Dujshebaev won the EHF Champions League once as a player and four times as a coach, and is widely regarded one of the most successful coaches ever in men’s handball.

“I definitely learnt a lot from Talant, because he is a top-notch coach,” Lijewski said. “If there were some lessons which I could share: do not look for excuses, treat each and every opponent like you are playing against the best team in the world, and train well – the way one trains, is the way one plays.”

20220614 CLM Lijewski Kielce Fans Full Width 2

The partnership between Dujshebaev and Lijewski definitely worked wonders this season, as Kielce have been one of the teams to watch in the EHF Champions League, with notable wins over defending champions Barça, Telekom Veszprém HC, and Paris Saint-Germain Handball in the group phase.

They added the largest aggregate win of the knockout phase, beating two-time champions Montpellier HB 61:50 in the quarter-finals to seal their first EHF FINAL4 berth in three seasons.

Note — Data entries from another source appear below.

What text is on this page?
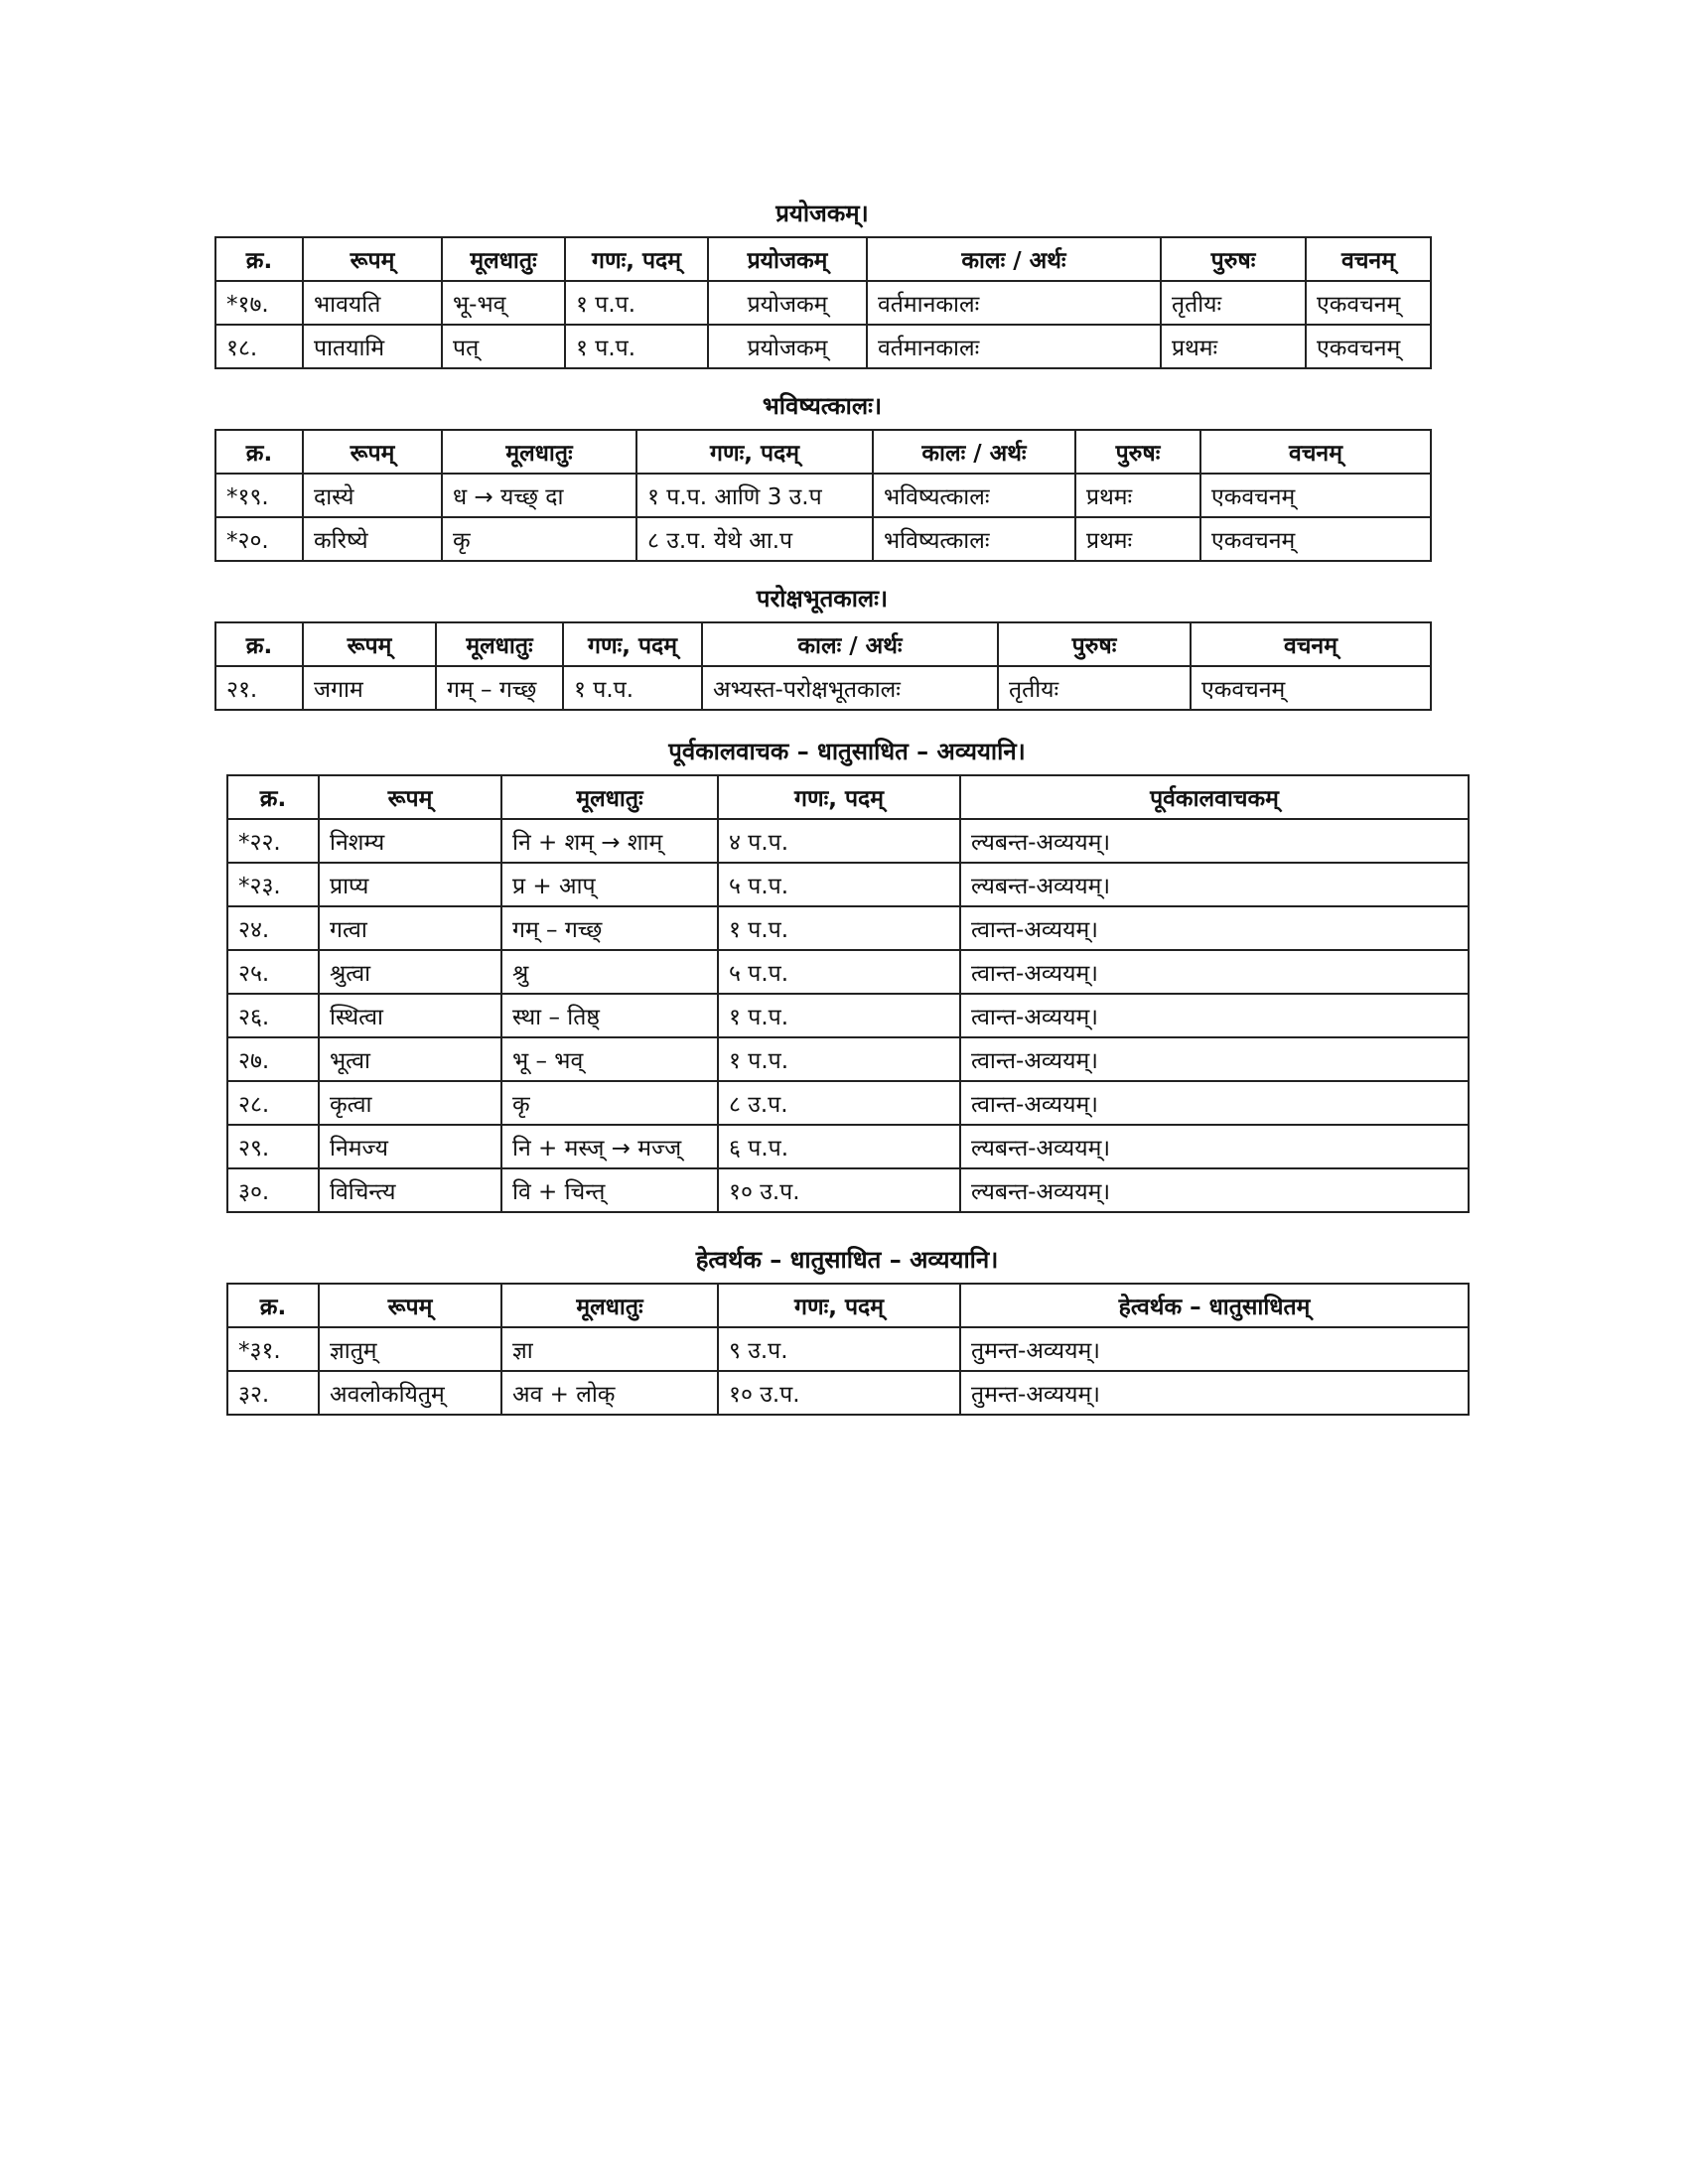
प्रयोजकम्।
क्र.	रूपम्	मूलधातुः	गणः, पदम्	प्रयोजकम्	कालः / अर्थः	पुरुषः	वचनम्
*१७.	भावयति	भू-भव्	१ प.प.	प्रयोजकम्	वर्तमानकालः	तृतीयः	एकवचनम्
१८.	पातयामि	पत्	१ प.प.	प्रयोजकम्	वर्तमानकालः	प्रथमः	एकवचनम्
भविष्यत्कालः।
क्र.	रूपम्	मूलधातुः	गणः, पदम्	कालः / अर्थः	पुरुषः	वचनम्
*१९.	दास्ये	ध → यच्छ् दा	१ प.प. आणि 3 उ.प	भविष्यत्कालः	प्रथमः	एकवचनम्
*२०.	करिष्ये	कृ	८ उ.प. येथे आ.प	भविष्यत्कालः	प्रथमः	एकवचनम्
परोक्षभूतकालः।
क्र.	रूपम्	मूलधातुः	गणः, पदम्	कालः / अर्थः	पुरुषः	वचनम्
२१.	जगाम	गम् – गच्छ्	१ प.प.	अभ्यस्त-परोक्षभूतकालः	तृतीयः	एकवचनम्
पूर्वकालवाचक – धातुसाधित – अव्ययानि।
क्र.	रूपम्	मूलधातुः	गणः, पदम्	पूर्वकालवाचकम्
*२२.	निशम्य	नि + शम् → शाम्	४ प.प.	ल्यबन्त-अव्ययम्।
*२३.	प्राप्य	प्र + आप्	५ प.प.	ल्यबन्त-अव्ययम्।
२४.	गत्वा	गम् – गच्छ्	१ प.प.	त्वान्त-अव्ययम्।
२५.	श्रुत्वा	श्रु	५ प.प.	त्वान्त-अव्ययम्।
२६.	स्थित्वा	स्था – तिष्ठ्	१ प.प.	त्वान्त-अव्ययम्।
२७.	भूत्वा	भू – भव्	१ प.प.	त्वान्त-अव्ययम्।
२८.	कृत्वा	कृ	८ उ.प.	त्वान्त-अव्ययम्।
२९.	निमज्य	नि + मस्ज् → मज्ज्	६ प.प.	ल्यबन्त-अव्ययम्।
३०.	विचिन्त्य	वि + चिन्त्	१० उ.प.	ल्यबन्त-अव्ययम्।
हेत्वर्थक – धातुसाधित – अव्ययानि।
क्र.	रूपम्	मूलधातुः	गणः, पदम्	हेत्वर्थक – धातुसाधितम्
*३१.	ज्ञातुम्	ज्ञा	९ उ.प.	तुमन्त-अव्ययम्।
३२.	अवलोकयितुम्	अव + लोक्	१० उ.प.	तुमन्त-अव्ययम्।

“I think we can be all satisfied with the way we have played so far and with what we have already achieved,” Lijewski said.

“After the draw for the group phase, just a few believed that we would take a place among the best teams in the group; everyone just prayed for us reaching the play-offs, maybe from the fifth or sixth place.”

However, Kielce were one of the most consistent performers in the group phase, with the back-to-back victories over Barça as a memorable highlight.

“We overperformed all the expectations and, in my humble opinion, we deserved to be the first in the group after winning some really difficult matches,” the assistant coach added.

But are Kielce the favourites? Can they truly deliver on the biggest of stages, exactly when the stakes are high?

Their core has gotten better and better over the years, with the additions of players like left wing Dylan Nahi or Miguel Sanchez-Migallon being crucial to their rise this season.

“Are we favourites? No. I think there is no favourite in general in this tournament, as it was proven time and time again. Each team has got the same chance to win the title – 25 per cent,” Lijewski said.

20220614 CLM Lijewski Kielce Quote
Are we favourites? No. I think there is no favourite in general in this tournament, as it was proven time and time again. Each team has got the same chance to win the title – 25 per cent.
Krzysztof Lijewski
Lomza Vive Kielce assistant coach

As Lijewski is the longest-tenured member of Kielce’s current iteration of a team, he also knows what it takes to be an EHF Champions League winner. He scored five goals in the final against Veszprém six seasons ago in Cologne, what was one the most exciting finals in the history of the EHF FINAL4, and the one that featured the biggest comeback.

“Of course, I remember that game really well. But I have never watched it again, I have never hit the replay button. The recording of a game is there, on a shelf, and probably I will rewatch it someday with my daughters,” Lijewski said.

“Such a game will not happen again, I am pretty sure of that. It was a roller coaster of emotions. In the second half, many of us wanted that game just to be over soon, I am sure of it,” he added.

“We came back from nine goals down – wow, what an achievement! But we fought for each ball, we had a coach who believed in us. I think that our opponents helped us a bit as they thought they already won the game and in their minds were probably already wearing gold medals around their necks.”

From that winning team, only right back Pawel Paczkowski is still in Kielce’s squad, while Lijewski is now an assistant coach. On the other hand, current Veszprém’s coach Momir Ilic was still playing for the Hungarian side back then and became his team’s top scorer, with seven goals.

“I know him well from the time we were both playing in the German Bundesliga. He was always an amazing, versatile player. He was great in attack and in defence, he could score and assist,” Lijewski said of Ilic.

“You could tell he would make a good coach someday, because he was reading the game very well, opting for passes, not shots at times.”

Six years later, Lijewski and Ilic are set to meet again – albeit both in different role now. Would Lijewski trade an emotional roller coaster for an easier win?

“No matter which way, if it leads us to the win, I will take it!”